First of all I hate neckties my picture notwithstanding!
I was born in 1943. Both my father & grandfather were woodworkers. For a number of years, my father, Norman, was a lofts man in a shipyard in the Pacific Northwest. He could measure a boat hull with a level, a straight stick and a tape measure, and then duplicate it. My grandfather, Nels, was a logger and a blacksmith. I remember him sitting by the kitchen wood stove making dovetail wooden boxes (some with arched tops) using only a jack-knife.
Needless to say, I learned a lot about woodworking from each of them. I have been a woodworker for over fifty years and have increased my skills mostly by learning from my mistakes. I started out after high school as a machinist and a welder, then graduated into machinery design where I worked for about thirty-five years, mostly in the food industry. I eventually owned my own company, designing food processing equipment for the fishery industry. I ultimately sold the business and went to work for the new owners, still designing food processing machinery. We worked with robotics, optical scanning and high pressure water jet cutting (up to 60,000 psi). The company, over a number of years has become quite successful.
I retired in 2004 and my first project was to design a house from ideas found in a 1917 Sears kit house catalog. It took about four years to complete the construction and along the way, we had some contractors thinking they were remodeling an old house. After completing our home, I have spent a lot of time furnishing it with reproductions of Arts and Crafts furniture and artwork.
I purchased an old South Bend metal turning lathe and a small milling machine along with some sheet metal equipment and, in recent years, have been incorporating metal components into some of the furniture I make.

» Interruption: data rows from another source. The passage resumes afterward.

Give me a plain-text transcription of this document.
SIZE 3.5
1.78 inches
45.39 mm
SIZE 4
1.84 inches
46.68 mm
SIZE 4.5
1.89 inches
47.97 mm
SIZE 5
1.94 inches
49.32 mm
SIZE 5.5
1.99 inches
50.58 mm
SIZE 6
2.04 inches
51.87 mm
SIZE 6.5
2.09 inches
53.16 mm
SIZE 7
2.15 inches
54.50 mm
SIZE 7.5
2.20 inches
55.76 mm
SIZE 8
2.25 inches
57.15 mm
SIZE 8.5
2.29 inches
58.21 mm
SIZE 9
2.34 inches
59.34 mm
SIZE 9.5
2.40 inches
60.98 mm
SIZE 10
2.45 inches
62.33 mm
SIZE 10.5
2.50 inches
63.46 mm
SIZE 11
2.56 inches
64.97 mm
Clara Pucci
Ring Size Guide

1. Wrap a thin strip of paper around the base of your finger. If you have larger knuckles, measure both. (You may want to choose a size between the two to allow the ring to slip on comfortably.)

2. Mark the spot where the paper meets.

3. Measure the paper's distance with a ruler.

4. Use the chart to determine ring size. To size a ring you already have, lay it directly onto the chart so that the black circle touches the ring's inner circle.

A few years ago, I became interested in knife making. I started by buying ready-made knife blanks and modified them to suit, then making the guards and handles. I have recently started making them from old files, lawnmower blades and from heat treatable flat stock. I built a 2" x 72" belt sander mostly of plywood, to do all the shaping and cut the bevels on the blades. I now have over a hundred knives in my collection in addition to the ones I have given to my grandsons.
I have also built a few black powder firearms. These have been mostly been made from kits but modified a bit to suit the look I was going for. My latest adventure is gun stock carving. I am still in the learning stage and haven't ventured further than my own gun stocks.
I will wrap up by saying I am in my shop almost every day and I think any day I don't design or build something is a day wasted.
Thanks for stopping by and seeing some of my work.